When a job came up at Mrs Dalton’s ballet school in Hunters Hill, I leapt. It was at this school, although inside a different church hall, that I had fumbled a year’s worth of jazz ballet steps as an uncoordinated six-year-old. Twelve years later, like Kitten returning to her Russian village, I was going back to dance classes—minus the leotard. Everything else remained unchanged. The elegant and reed-thin Mrs Dalton, who had struck fear into my tubby torso, was still teaching, still elegant, and only marginally less thin.
Twice a week for three hours I accompanied classes of girls while they learned to plié and pirouette, a dream part-time job that required no preparation. On campus I might have been clueless about Renaissance poetry, but I could still play a new piece at first sight. All I had to do was quickly identify appropriate music from the books piled on the battered upright, according to Mrs Dalton’s instruction. A piece with a rhythmic pattern that answered the call for ‘skipping music’, for example, or passages of semiquavers that met the brief for ‘running music’, or lots of staccato so that my fingers leapt off the keys just like the dancers’ slippered feet during ‘jumping music’. At the end of each class, the youngest girls, lined up in rows of pink tutus and white legs like oversize packets of marshmallows, thanked ‘Miss Virginia’ in singsong unison. Inside the ballet school I was happy because I felt useful.

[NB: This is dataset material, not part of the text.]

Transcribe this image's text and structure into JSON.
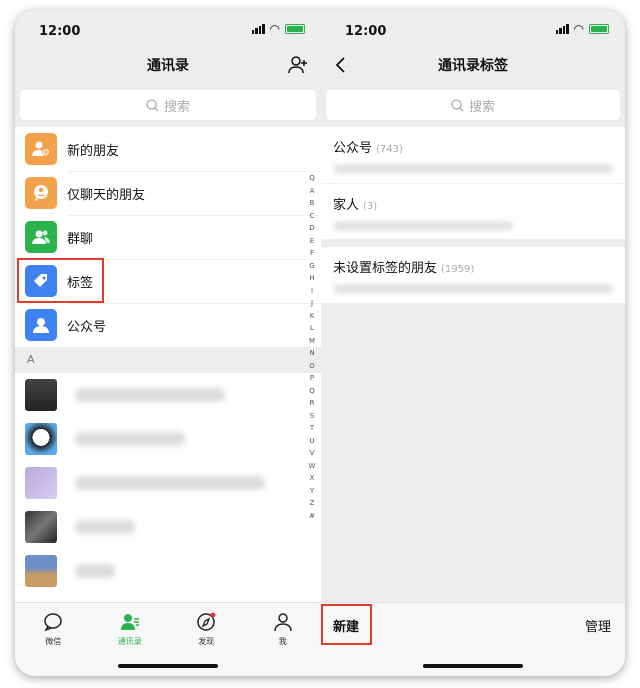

As my shift wore on into the early evening and the girls grew taller and older, I couldn’t deny the physical benefi
ts that years of ballet lessons and home-based practice had effected in their adolescent bodies. Looking at the fourteen- and fifteen-year-old swans from the corner of my eye, I could see that their training had literally shaped the young women they would become. All those countless exercises and repetition to drill technique into their minds and muscles would influence both the shape of their thighs and their capacity to do the work required to reach any goal they set themselves.
Despite my serious piano study, I had developed a strong aversion to repetition as a way of rejecting the routines of my own childhood. Now I saw that repetition—the self-discipline and satisfaction accrued in days, weeks, months and years of activity and practice—could be, in and of itself, honourable. I had interpreted Mrs Dalton’s self-presentation as a passive resistance to change—she still wore her straight grey hair in the same severe style, blunt cut at her collarbone, and she still stood at the front of her classes in third position—but suddenly I saw her, solid and implacable, as part of a continuum of knowledge. Her life had been shaped by ballet, and she had chosen to pass on her expertise to generations of future dancers. Teaching was a manifestation of personal value, and repetition its necessary and active expression. This was as true at the barre as it was at the piano, on the tennis court, in my father’s fundraising efforts and even in my mother’s domestic routines.